From Wen Jing 🙂
My first card from Bolivia comes from Yoshi. 🙂
Salar de Uyuni is the world’s largest salt flat at 10,582 square kilometers. It is located in the Potosí and Oruro departments in southwest Bolivia, near the crest of the Andes and is at an elevation of 3,656 meters above mean sea level.
Bolivia is a landlocked country located in western-central South America. It is a democratic republic that is divided into nine departments. Its geography varies from the peaks of the Andes in the West, to the Eastern Lowlands, situated within the Amazon Basin. It is a developing country, with a medium ranking in the Human Development Index and a poverty level of 53 percent. Its main economic activities include agriculture, forestry, fishing, mining, and manufacturing goods such as textiles, clothing, refined metals, and refined petroleum. Bolivia is very wealthy in minerals, especially tin. The Bolivian population, estimated at 10 million, is multiethnic, including Amerindians, Mestizos, Europeans, Asians and Africans. The main language spoken is Spanish, although the Guarani, Aymara and Quechua languages are also common, and all four, as well as 34 other indigenous languages, are official. Bolivia’s diversity has contributed greatly to its rich art, cuisine, literature, and music.

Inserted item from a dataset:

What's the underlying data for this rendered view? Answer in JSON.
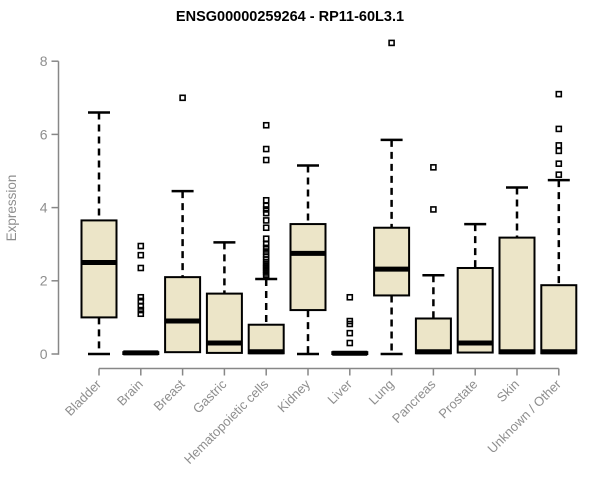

This one comes from Marije in the Netherlands. 🙂
The Falkland Islands (Spanish: Islas Malvinas) are an archipelago in the South Atlantic Ocean on the Patagonian Shelf. The principal islands are about 500 km east of South America’s southern Patagonian coast, at a latitude of about 52°S. The archipelago, with an area of 12,200 km², comprises East Falkland, West Falkland and 776 smaller islands. As a British overseas territory, the Falklands have internal self-governance, with the United Kingdom taking responsibility for their defence and foreign affairs. The islands’ capital is Stanley, on East Falkland.
Controversy exists over the Falklands’ discovery and subsequent colonisation by Europeans. At various times, the islands have had French, British, Spanish, and Argentine settlements. Britain reasserted its rule in 1833, although Argentina maintained its claim to the islands. In 1982, after Argentina’s invasion of the islands, the Falklands War resulted in the surrender of Argentine forces and the return of the islands to British administration.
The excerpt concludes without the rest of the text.